Does the seam stop before the lip?

 Normally I would of thought the bottle was less then 20 years old, but you said it was from a dump so you got my curiosity.  A photo of the base might help.


----------



## alcapone1130 (Aug 25, 2009)

thanks guys,the seem goese up the lip,im with lobeycat i figured walmart thanks just wanted to make sure,before i threw it out.it is a newer dump


----------



## alcapone1130 (Aug 25, 2009)

how can i pull this thread off to save me humility


----------



## pyshodoodle (Aug 25, 2009)

Just cuz it's new glass doesn't mean you gotta throw it out again.

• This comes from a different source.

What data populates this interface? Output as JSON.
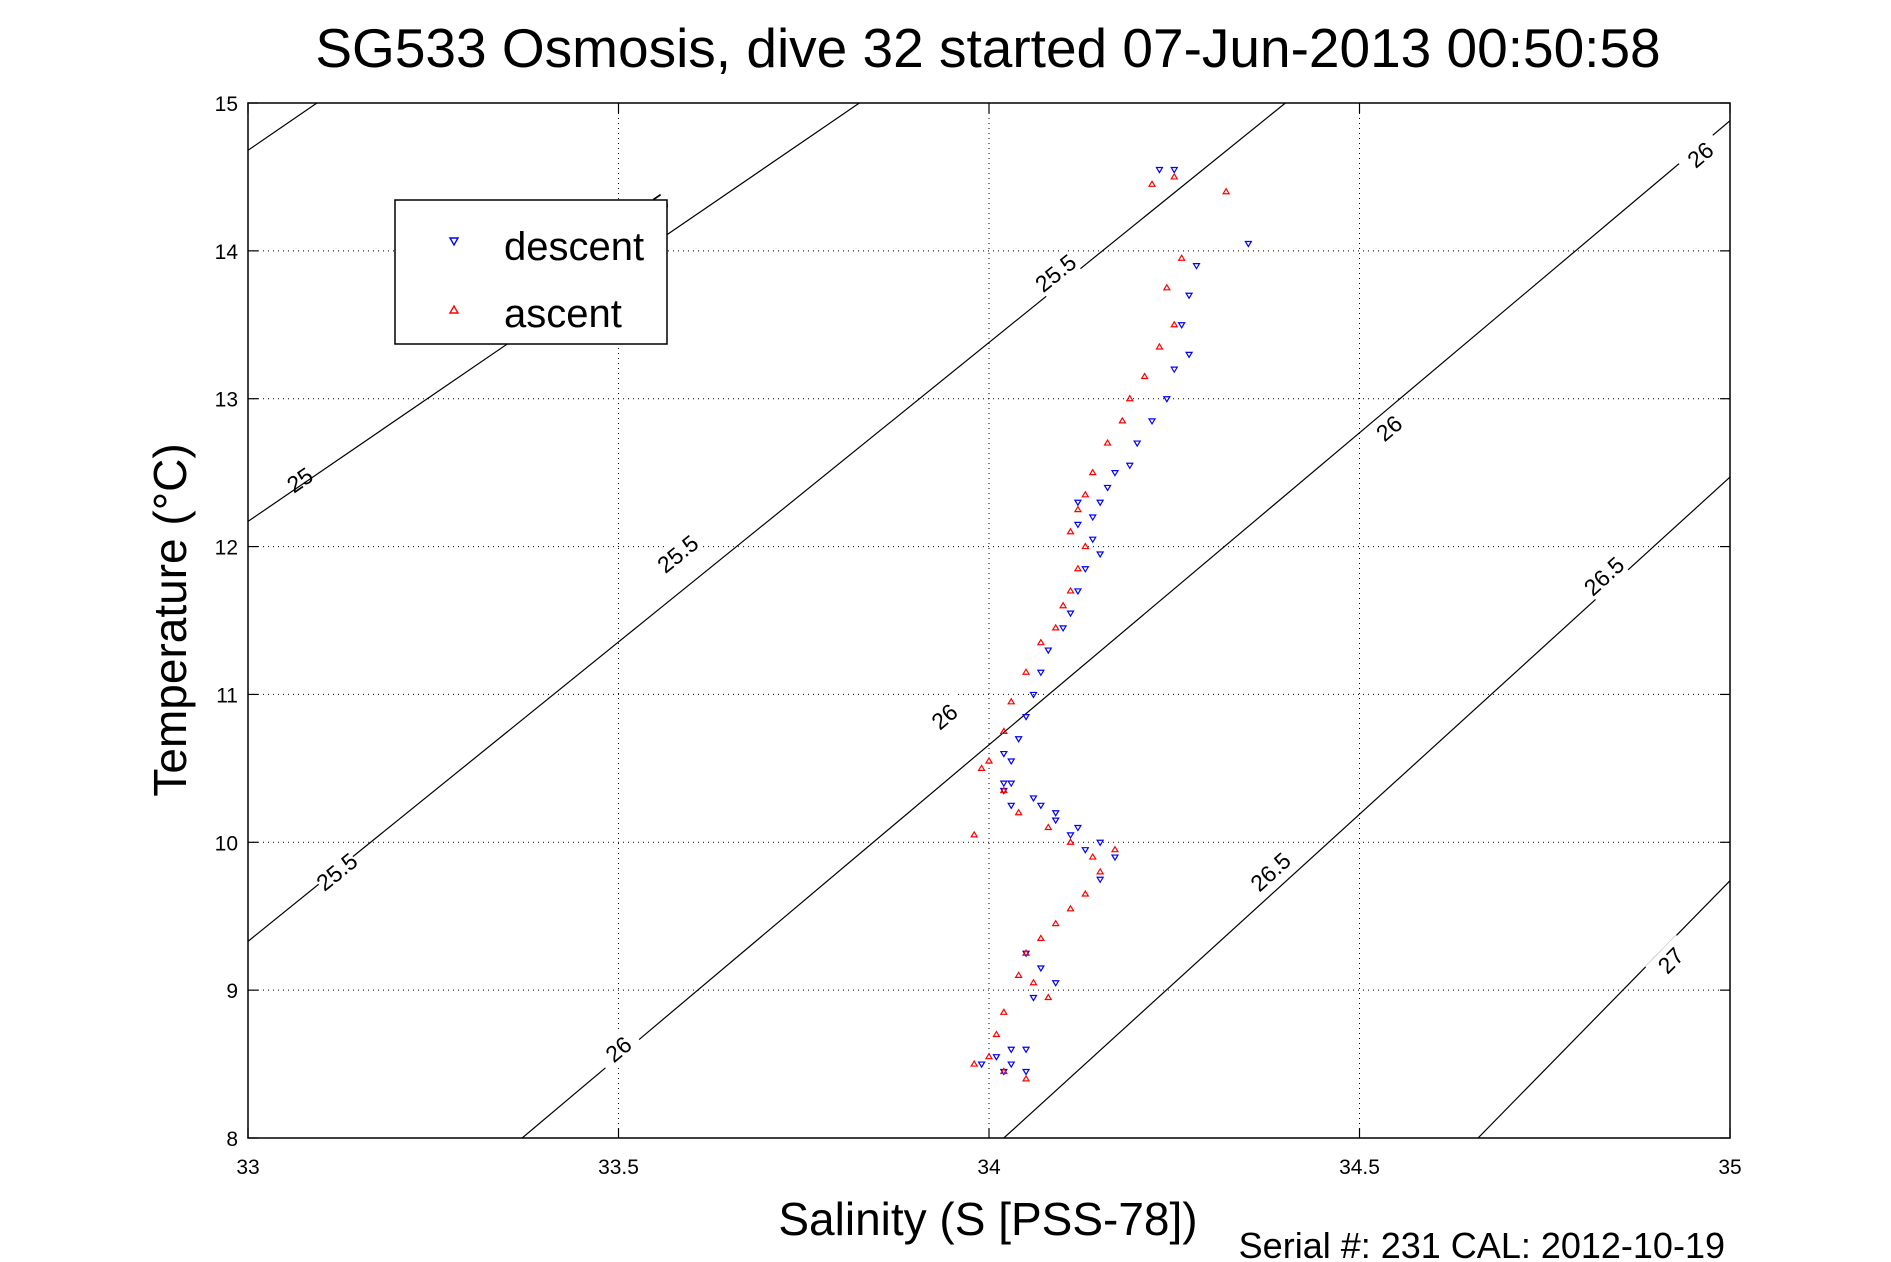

That's worth at least a buck at the flea market to someone.[]


----------



## cc6pack (Aug 25, 2009)

You can't, it's called paying your dues[]




 Jusat kidding you can edit the content, little button upper right 

 Forgot.... did you see the links in the other post?


----------



## alcapone1130 (Aug 25, 2009)

your wright,thats what i meant bye throwing it out,to the yard sale pile


----------



## Wilkie (Aug 25, 2009)

My friend gave me one just like it but mine is cobalt.  She was so pleased with herself and I just didn't have the heart to tell her its just a decorative piece of modern glass.  I have it in my garbage (I mean Garage) on a shelf.


----------



## alcapone1130 (Aug 25, 2009)

you guys are hilarious,i do think it would look good in the window thanks guys for all the input


----------



## alcapone1130 (Aug 25, 2009)

hey 6 pack,yeah those are great spots,thank you,as to the meds man im sorry there all traded out,sorry about that.i made a deal last night with a couple people but i know the area now your looking for and will definately keep an eye out for you


----------